Football Intelligently: GNN Expected Goals

A graph neural network that models players as nodes and their spatial interactions as edges to value shots from StatsBomb 360 freeze frames, reaching 95.7% of StatsBomb's proprietary xG using only free, open data.

Role
Solo: research + engineering
Model
HybridGATv2 + temperature scaling
Data
StatsBomb 360 · 326 matches · 7 comps
Status
MIT Sloan paper in progress

0.760

Shot xG AUC

95.7%

Of StatsBomb's proprietary xG

8,013

Shots modeled

0.148

Brier score

Premise

A shot is a relationship, not a coordinate.

Classic expected-goals (xG) models treat a shot as a handful of scalar features: distance, angle, body part. But whether a shot goes in depends on where every other player is standing. I modeled each shot as a graph, players as nodes and their spatial interactions as edges, so the model can reason about defensive shape and goalkeeper positioning as relational structure.

Model

HybridGATv2 on freeze frames.

The production model is a HybridGAT+T: a GATv2 graph-attention network over the StatsBomb 360 freeze frame, fused with 27 dimensions of shot metadata (post-shot xG placement, goalkeeper geometry, defensive blocking, foot preference), with per-competition temperature scaling for calibration.
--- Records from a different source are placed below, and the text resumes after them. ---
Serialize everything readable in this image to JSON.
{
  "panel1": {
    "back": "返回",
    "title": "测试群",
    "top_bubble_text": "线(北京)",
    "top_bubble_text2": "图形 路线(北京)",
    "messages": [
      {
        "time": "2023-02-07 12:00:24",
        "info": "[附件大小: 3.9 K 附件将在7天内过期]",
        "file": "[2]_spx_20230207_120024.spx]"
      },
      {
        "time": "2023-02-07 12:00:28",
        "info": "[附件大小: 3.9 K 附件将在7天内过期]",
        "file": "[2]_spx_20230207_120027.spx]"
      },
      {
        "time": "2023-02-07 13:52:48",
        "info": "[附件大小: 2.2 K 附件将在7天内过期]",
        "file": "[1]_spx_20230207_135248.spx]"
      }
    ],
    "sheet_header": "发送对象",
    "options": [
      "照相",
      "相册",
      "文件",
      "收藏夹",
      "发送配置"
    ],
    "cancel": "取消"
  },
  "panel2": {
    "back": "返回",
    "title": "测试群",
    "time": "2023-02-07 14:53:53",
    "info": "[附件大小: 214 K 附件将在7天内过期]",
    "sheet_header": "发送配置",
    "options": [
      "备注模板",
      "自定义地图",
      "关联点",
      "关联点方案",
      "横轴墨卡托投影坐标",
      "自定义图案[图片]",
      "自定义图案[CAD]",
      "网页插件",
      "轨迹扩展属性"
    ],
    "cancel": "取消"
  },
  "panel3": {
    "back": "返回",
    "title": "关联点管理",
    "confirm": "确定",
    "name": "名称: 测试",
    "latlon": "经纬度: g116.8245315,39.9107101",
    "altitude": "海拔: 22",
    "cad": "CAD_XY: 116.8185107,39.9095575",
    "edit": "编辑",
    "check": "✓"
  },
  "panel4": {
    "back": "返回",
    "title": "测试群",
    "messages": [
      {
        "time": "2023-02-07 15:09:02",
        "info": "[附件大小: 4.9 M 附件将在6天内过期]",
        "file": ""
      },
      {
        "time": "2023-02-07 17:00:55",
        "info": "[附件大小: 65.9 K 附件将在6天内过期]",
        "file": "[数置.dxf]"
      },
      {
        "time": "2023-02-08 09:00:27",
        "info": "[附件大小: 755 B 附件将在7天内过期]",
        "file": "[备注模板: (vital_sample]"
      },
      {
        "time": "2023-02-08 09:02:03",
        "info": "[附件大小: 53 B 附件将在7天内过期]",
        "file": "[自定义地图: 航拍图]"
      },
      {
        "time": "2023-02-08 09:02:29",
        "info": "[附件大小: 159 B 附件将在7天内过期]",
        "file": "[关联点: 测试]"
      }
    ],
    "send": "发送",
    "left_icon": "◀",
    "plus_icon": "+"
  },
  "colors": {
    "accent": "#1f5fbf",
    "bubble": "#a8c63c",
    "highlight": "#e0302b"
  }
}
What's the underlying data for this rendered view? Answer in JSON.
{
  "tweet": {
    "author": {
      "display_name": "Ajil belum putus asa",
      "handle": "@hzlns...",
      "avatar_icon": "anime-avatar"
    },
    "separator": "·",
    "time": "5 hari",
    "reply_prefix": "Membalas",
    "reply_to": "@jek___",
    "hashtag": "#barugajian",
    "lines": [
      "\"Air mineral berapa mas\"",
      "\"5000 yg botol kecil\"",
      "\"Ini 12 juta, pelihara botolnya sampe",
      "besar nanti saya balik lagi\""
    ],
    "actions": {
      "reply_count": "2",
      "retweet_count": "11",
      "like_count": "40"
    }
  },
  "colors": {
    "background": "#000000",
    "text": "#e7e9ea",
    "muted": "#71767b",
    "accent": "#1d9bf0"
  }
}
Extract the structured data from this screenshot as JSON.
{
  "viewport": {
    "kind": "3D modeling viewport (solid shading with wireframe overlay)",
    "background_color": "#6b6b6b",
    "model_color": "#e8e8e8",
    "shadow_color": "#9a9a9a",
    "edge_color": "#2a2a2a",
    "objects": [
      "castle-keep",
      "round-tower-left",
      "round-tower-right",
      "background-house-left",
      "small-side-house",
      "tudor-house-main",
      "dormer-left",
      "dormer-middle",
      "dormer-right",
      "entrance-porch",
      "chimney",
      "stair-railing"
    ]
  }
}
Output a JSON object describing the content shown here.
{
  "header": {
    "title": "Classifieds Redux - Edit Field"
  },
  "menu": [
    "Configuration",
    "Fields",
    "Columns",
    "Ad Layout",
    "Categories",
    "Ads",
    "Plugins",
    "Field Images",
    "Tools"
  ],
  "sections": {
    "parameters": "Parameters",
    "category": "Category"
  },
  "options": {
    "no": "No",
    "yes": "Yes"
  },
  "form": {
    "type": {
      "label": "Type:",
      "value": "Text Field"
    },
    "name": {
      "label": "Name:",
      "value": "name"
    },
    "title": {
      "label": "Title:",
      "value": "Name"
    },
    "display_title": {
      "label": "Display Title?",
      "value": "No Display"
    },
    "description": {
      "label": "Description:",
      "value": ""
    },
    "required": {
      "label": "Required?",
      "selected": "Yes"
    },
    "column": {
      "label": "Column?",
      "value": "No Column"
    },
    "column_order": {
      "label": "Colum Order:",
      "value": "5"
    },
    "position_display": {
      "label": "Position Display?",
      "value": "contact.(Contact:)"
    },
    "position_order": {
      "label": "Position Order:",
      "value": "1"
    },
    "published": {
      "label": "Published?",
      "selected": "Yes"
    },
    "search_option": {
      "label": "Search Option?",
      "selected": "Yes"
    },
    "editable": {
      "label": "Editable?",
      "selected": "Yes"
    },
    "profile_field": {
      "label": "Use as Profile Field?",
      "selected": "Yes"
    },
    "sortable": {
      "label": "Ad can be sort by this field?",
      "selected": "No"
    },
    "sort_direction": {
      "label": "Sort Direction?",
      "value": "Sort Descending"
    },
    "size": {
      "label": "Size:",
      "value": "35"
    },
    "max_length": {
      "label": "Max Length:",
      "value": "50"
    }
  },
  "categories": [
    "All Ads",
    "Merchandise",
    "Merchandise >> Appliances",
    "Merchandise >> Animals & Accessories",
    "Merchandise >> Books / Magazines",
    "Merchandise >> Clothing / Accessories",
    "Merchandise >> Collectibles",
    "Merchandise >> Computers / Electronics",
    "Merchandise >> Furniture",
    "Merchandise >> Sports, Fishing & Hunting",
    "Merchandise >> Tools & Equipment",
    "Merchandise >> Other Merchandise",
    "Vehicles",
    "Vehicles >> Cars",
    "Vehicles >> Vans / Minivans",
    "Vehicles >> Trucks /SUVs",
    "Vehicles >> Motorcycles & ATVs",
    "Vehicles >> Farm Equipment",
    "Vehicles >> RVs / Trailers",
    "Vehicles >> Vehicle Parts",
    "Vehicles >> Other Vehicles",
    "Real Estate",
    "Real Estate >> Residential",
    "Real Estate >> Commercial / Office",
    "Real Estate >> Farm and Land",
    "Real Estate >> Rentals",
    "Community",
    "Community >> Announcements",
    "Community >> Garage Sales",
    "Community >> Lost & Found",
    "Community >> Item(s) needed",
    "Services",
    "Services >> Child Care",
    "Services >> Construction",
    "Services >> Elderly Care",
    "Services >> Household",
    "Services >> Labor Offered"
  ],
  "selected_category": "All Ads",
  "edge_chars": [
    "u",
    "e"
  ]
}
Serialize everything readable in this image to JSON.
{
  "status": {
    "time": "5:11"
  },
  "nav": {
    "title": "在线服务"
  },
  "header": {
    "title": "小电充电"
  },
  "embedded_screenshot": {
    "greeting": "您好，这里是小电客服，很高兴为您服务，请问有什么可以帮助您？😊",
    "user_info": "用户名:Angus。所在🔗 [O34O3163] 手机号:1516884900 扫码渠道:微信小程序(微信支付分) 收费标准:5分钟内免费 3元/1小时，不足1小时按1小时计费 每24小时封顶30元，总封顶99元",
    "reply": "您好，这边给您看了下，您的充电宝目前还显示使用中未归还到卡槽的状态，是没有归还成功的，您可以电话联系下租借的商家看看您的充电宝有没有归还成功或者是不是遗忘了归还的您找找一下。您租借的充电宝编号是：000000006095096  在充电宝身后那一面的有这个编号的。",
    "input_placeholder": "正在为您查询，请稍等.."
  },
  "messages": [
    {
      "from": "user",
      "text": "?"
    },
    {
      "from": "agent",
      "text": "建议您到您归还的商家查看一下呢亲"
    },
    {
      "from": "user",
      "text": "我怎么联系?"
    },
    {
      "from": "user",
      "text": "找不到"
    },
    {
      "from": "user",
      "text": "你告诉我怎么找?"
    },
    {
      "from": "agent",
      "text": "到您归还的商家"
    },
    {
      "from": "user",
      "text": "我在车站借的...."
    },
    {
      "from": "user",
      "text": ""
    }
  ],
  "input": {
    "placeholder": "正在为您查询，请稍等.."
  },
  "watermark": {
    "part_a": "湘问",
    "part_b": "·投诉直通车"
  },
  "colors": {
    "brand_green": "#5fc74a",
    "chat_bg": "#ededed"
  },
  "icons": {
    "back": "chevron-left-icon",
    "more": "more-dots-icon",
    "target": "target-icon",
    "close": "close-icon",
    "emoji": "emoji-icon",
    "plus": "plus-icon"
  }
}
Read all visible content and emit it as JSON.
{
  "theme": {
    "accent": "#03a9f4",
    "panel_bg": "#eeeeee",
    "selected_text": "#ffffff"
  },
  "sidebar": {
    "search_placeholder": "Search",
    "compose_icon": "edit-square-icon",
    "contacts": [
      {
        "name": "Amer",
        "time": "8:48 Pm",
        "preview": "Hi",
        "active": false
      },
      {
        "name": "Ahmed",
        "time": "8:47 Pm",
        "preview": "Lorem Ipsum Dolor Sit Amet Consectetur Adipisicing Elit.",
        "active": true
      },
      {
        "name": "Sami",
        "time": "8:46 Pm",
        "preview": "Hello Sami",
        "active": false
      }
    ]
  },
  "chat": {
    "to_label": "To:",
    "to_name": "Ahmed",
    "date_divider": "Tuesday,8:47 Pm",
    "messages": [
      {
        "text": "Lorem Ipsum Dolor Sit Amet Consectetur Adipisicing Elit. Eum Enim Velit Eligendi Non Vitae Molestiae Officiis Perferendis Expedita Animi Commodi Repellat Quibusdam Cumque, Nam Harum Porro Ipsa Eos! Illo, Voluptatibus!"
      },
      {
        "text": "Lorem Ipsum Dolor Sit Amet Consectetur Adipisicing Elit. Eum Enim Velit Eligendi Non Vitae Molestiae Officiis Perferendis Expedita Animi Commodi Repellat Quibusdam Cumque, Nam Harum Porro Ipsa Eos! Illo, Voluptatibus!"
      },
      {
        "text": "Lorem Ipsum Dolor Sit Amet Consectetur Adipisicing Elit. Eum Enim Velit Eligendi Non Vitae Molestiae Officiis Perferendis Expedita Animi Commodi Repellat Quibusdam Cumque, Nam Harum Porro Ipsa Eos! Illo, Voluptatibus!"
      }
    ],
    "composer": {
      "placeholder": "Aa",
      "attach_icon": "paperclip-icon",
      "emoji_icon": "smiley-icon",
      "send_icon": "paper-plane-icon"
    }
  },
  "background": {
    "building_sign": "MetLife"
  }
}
It scores AUC 0.760 and a Brier of 0.148 on 8,013 shots across seven competitions.

Result

95.7% of a proprietary model, on open data.

The model reaches 95.7% of StatsBomb's proprietary xG AUC using only free, open data, validated across men's and women's competitions (World Cups, Euros, Bundesliga). Permutation importance across 12 feature groups showed goalkeeper distance dominates (+0.223 AUC when shuffled), ahead of shot distance and the header flag.

Dashboard

An interactive analyst tool.

The dashboard turns the model into something an analyst can use: shot maps coloured by model xG, a shot inspector with gradient-saliency and attention overlays showing which players the model attended to, calibration and reliability diagrams, full match reports with cumulative xG timelines, and a "surprise goals" view that surfaces sub-15% xG strikes.

Football Intelligently dashboard: shot map, freeze frame, gradient saliency, and xG comparison
The dashboard: shot map, freeze frame, saliency overlay, and xG comparison.

Why it's here

Research rigor, shipped.

Five novel contributions are confirmed against the literature, and a paper targeting the MIT Sloan Sports Analytics Conference is in progress. It is the side of me that takes an idea from raw open data to a calibrated, evaluated model with an interface, not just a notebook.